There was a time when he believed. And not just because he wanted to believe, but because he really did believe. There was a time when he truly thought that things were always getting better, that the world was a remarkable place where fascinating things happened, every second. He believed that science had a heart, that progress had a conscience, and that true art happened in the last synapse before epiphany, in the unstoppable momentum of an original idea. And for awhile others believed it too, because of him. It wasn’t that he was in denial about the horrors of everyday life–the wars, the greed, the natural disasters, the backward thinking morality of the masses. He just chose to seek out and revel in the progressive, the enlightened, the smallest things that could spark a flame under the ass of change. Then there was a time when, although he still believed, he began to acknowledge the difficulties. He began to recognize that such grand dreams were not so easily overcome. And he began to acknowledge this in his speeches and presentations. He began to criticize the present, and he warned of a more damaged tomorrow if we refused to change. He gave heads-ups and watch-outs, supported by facts and scientifically validated forecast and cautionary tales.
When it was suggested that he might want to put a bit more of a smile back on his work, because clients were complaining, because people were asking for other speakers, his first reaction was to go shock them into epiphany. But that didn’t work at all. People didn’t want wisdom, he soon discovered. They wanted shortcuts to getting more. For a while his clients, other than small liberal art colleges, not-for-profits, and those who hadn’t done their homework, stopped asking for him altogether. His message didn’t match the extravagent, NASDAQ-giddy times. There wasn’t any momentum to it, any positive inevitiabilities. It lacked anything close to a guarantee that the prosperity would never end.
So he altered his approach again. He avoided the dismal truths, the warnings about doomsdays yet to come, and the tried to be encouraging. But they didn’t buy that either. Clients found it patronizing, condescending. It came off more like a lecture than a speech. More like a reason to feel guilty than a reason to be excited.

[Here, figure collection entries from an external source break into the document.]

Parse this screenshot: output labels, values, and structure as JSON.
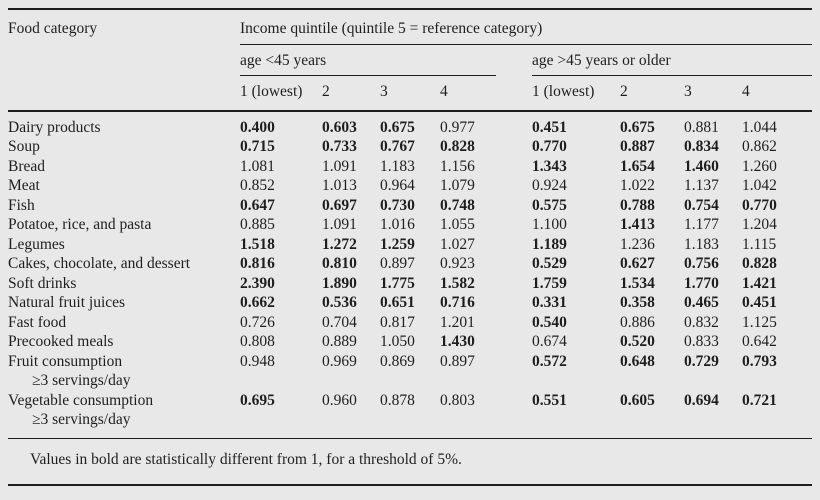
{
  "colors": {
    "background": "#e8e8e8",
    "text": "#1e1e1e",
    "rule": "#1e1e1e"
  },
  "table": {
    "col_header": "Food category",
    "span_header": "Income quintile (quintile 5 = reference category)",
    "groups": [
      {
        "label": "age <45 years",
        "columns": [
          "1 (lowest)",
          "2",
          "3",
          "4"
        ]
      },
      {
        "label": "age >45 years or older",
        "columns": [
          "1 (lowest)",
          "2",
          "3",
          "4"
        ]
      }
    ],
    "rows": [
      {
        "category": "Dairy products",
        "values": [
          "0.400",
          "0.603",
          "0.675",
          "0.977",
          "0.451",
          "0.675",
          "0.881",
          "1.044"
        ],
        "bold": [
          true,
          true,
          true,
          false,
          true,
          true,
          false,
          false
        ]
      },
      {
        "category": "Soup",
        "values": [
          "0.715",
          "0.733",
          "0.767",
          "0.828",
          "0.770",
          "0.887",
          "0.834",
          "0.862"
        ],
        "bold": [
          true,
          true,
          true,
          true,
          true,
          true,
          true,
          false
        ]
      },
      {
        "category": "Bread",
        "values": [
          "1.081",
          "1.091",
          "1.183",
          "1.156",
          "1.343",
          "1.654",
          "1.460",
          "1.260"
        ],
        "bold": [
          false,
          false,
          false,
          false,
          true,
          true,
          true,
          false
        ]
      },
      {
        "category": "Meat",
        "values": [
          "0.852",
          "1.013",
          "0.964",
          "1.079",
          "0.924",
          "1.022",
          "1.137",
          "1.042"
        ],
        "bold": [
          false,
          false,
          false,
          false,
          false,
          false,
          false,
          false
        ]
      },
      {
        "category": "Fish",
        "values": [
          "0.647",
          "0.697",
          "0.730",
          "0.748",
          "0.575",
          "0.788",
          "0.754",
          "0.770"
        ],
        "bold": [
          true,
          true,
          true,
          true,
          true,
          true,
          true,
          true
        ]
      },
      {
        "category": "Potatoe, rice, and pasta",
        "values": [
          "0.885",
          "1.091",
          "1.016",
          "1.055",
          "1.100",
          "1.413",
          "1.177",
          "1.204"
        ],
        "bold": [
          false,
          false,
          false,
          false,
          false,
          true,
          false,
          false
        ]
      },
      {
        "category": "Legumes",
        "values": [
          "1.518",
          "1.272",
          "1.259",
          "1.027",
          "1.189",
          "1.236",
          "1.183",
          "1.115"
        ],
        "bold": [
          true,
          true,
          true,
          false,
          true,
          false,
          false,
          false
        ]
      },
      {
        "category": "Cakes, chocolate, and dessert",
        "values": [
          "0.816",
          "0.810",
          "0.897",
          "0.923",
          "0.529",
          "0.627",
          "0.756",
          "0.828"
        ],
        "bold": [
          true,
          true,
          false,
          false,
          true,
          true,
          true,
          true
        ]
      },
      {
        "category": "Soft drinks",
        "values": [
          "2.390",
          "1.890",
          "1.775",
          "1.582",
          "1.759",
          "1.534",
          "1.770",
          "1.421"
        ],
        "bold": [
          true,
          true,
          true,
          true,
          true,
          true,
          true,
          true
        ]
      },
      {
        "category": "Natural fruit juices",
        "values": [
          "0.662",
          "0.536",
          "0.651",
          "0.716",
          "0.331",
          "0.358",
          "0.465",
          "0.451"
        ],
        "bold": [
          true,
          true,
          true,
          true,
          true,
          true,
          true,
          true
        ]
      },
      {
        "category": "Fast food",
        "values": [
          "0.726",
          "0.704",
          "0.817",
          "1.201",
          "0.540",
          "0.886",
          "0.832",
          "1.125"
        ],
        "bold": [
          false,
          false,
          false,
          false,
          true,
          false,
          false,
          false
        ]
      },
      {
        "category": "Precooked meals",
        "values": [
          "0.808",
          "0.889",
          "1.050",
          "1.430",
          "0.674",
          "0.520",
          "0.833",
          "0.642"
        ],
        "bold": [
          false,
          false,
          false,
          true,
          false,
          true,
          false,
          false
        ]
      },
      {
        "category": "Fruit consumption",
        "category_line2": "≥3 servings/day",
        "values": [
          "0.948",
          "0.969",
          "0.869",
          "0.897",
          "0.572",
          "0.648",
          "0.729",
          "0.793"
        ],
        "bold": [
          false,
          false,
          false,
          false,
          true,
          true,
          true,
          true
        ]
      },
      {
        "category": "Vegetable consumption",
        "category_line2": "≥3 servings/day",
        "values": [
          "0.695",
          "0.960",
          "0.878",
          "0.803",
          "0.551",
          "0.605",
          "0.694",
          "0.721"
        ],
        "bold": [
          true,
          false,
          false,
          false,
          true,
          true,
          true,
          true
        ]
      }
    ],
    "footnote": "Values in bold are statistically different from 1, for a threshold of 5%."
  }
}
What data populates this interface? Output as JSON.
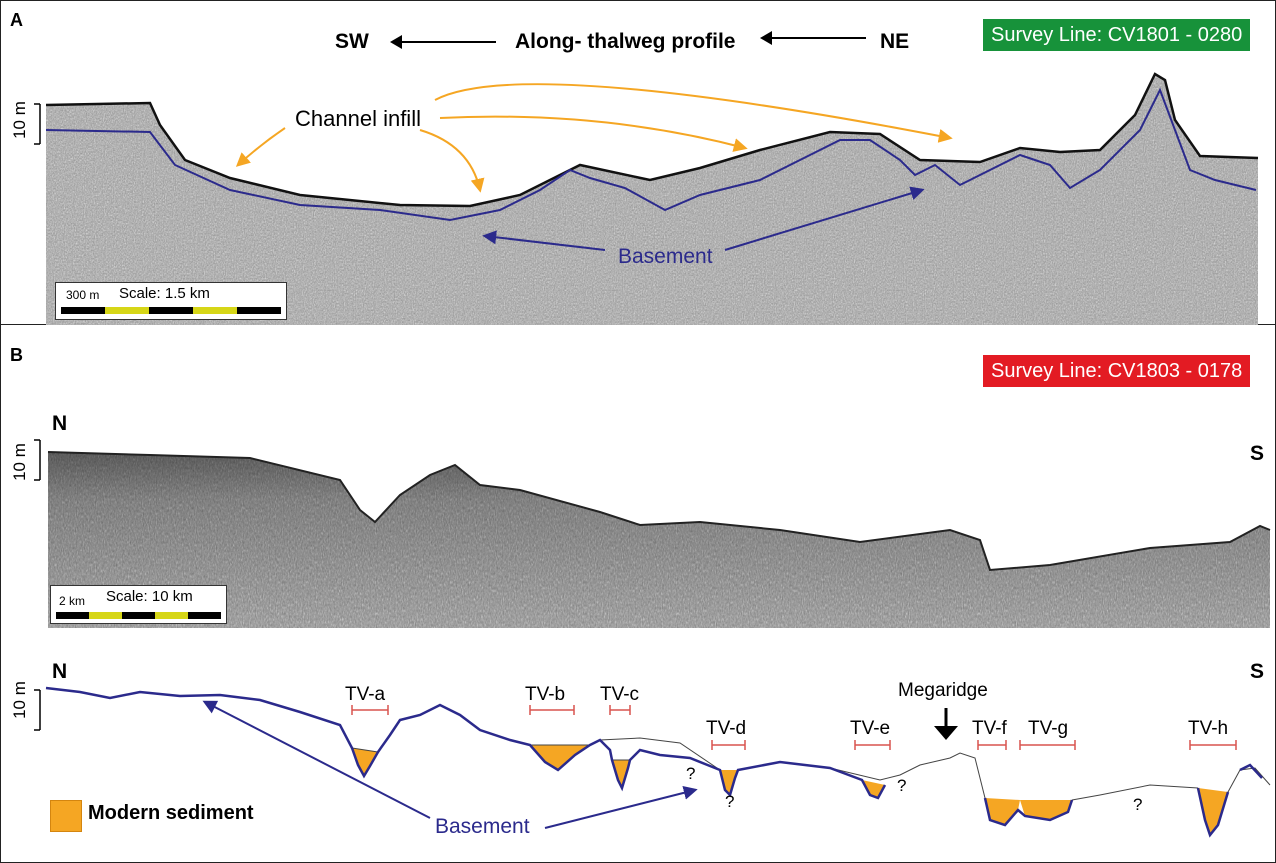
{
  "panel_a": {
    "label": "A",
    "direction_left": "SW",
    "direction_title": "Along- thalweg profile",
    "direction_right": "NE",
    "survey_line": "Survey Line: CV1801 - 0280",
    "survey_color": "#17923a",
    "vertical_scale": "10 m",
    "annotation_infill": "Channel infill",
    "annotation_basement": "Basement",
    "scalebar_unit": "300 m",
    "scalebar_label": "Scale: 1.5 km"
  },
  "panel_b": {
    "label": "B",
    "survey_line": "Survey Line: CV1803 - 0178",
    "survey_color": "#e31b23",
    "north": "N",
    "south": "S",
    "vertical_scale": "10 m",
    "scalebar_unit": "2 km",
    "scalebar_label": "Scale: 10 km"
  },
  "interpretation": {
    "north": "N",
    "south": "S",
    "vertical_scale": "10 m",
    "megaridge": "Megaridge",
    "basement": "Basement",
    "unknown_mark": "?",
    "valleys": [
      "TV-a",
      "TV-b",
      "TV-c",
      "TV-d",
      "TV-e",
      "TV-f",
      "TV-g",
      "TV-h"
    ],
    "legend_label": "Modern sediment",
    "colors": {
      "basement": "#2b2a8c",
      "sediment": "#f5a623",
      "arrow_infill": "#f5a623",
      "valley_bracket": "#d9534f"
    }
  }
}
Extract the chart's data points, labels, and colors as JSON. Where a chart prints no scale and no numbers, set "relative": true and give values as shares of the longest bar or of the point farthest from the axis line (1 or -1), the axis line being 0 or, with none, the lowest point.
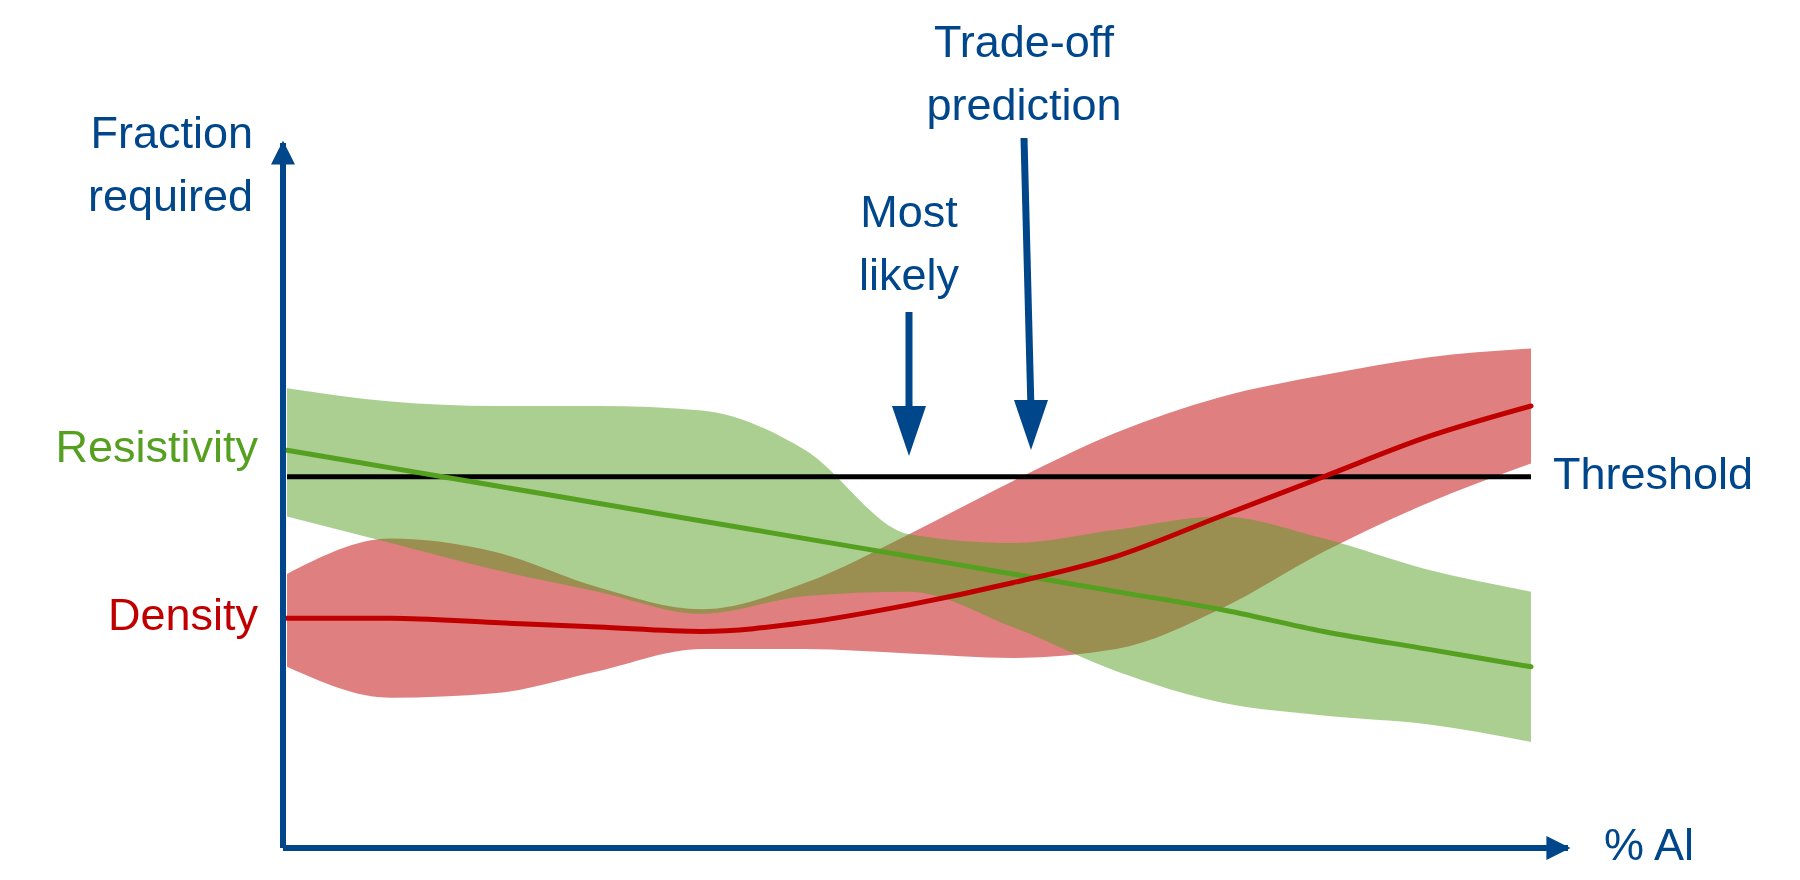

Finally the think tank threatened to drop him. The lecture agent stopped taking his calls. The press rarely mentioned him. So he changed again. He began telling people what they wanted to hear. He began to customize this optimism to specific industries, specific companies, specific versions of tomorrow. And this is important: he wasn’t lying, at first. The main difference was that he was telling only the good parts, the truths they wanted to hear. The bad parts he left out entirely. It was easy. Appearance after appearance, everyone ate it up, and soon he was a player again. He got a new lecture agent; the think tank gave him his own subbrand. His appearance fees tripled, and he was a rock star in the arena of what-if. Everything was great, as long as he didn’t think about it too much.
But he did. Eventually Lauren stopped listening to what he had to say, because it was all the same, all a bit too good. His father, who had never taken his job seriously began to think that these prophecies were borderline delusional–at least, that’s what his mother told him. Blevin’s reaction to his latest reincarnation was to try to steer Yates back toward the material that had attracted him to Yates in the first place. But that didn’t work, and for awhile, until Johannesburg, Belvin questioned Yates less and less and could hardly look him in the eye when Yates asked his opinions of his latest insights. The only people who loved what Yates was saying were the people for whom he had less and less repect, including himself.
Then the stock market collapsed, the Internet frenzy cooled, and buildings and bombs started to fall, and he didn’t have any new wisdom to truth or reason to believe that he could honestly tell anyone anymore. And the only way he could come up with a way to make people feel good, to tell them what they wanted to hear, was to start making things up.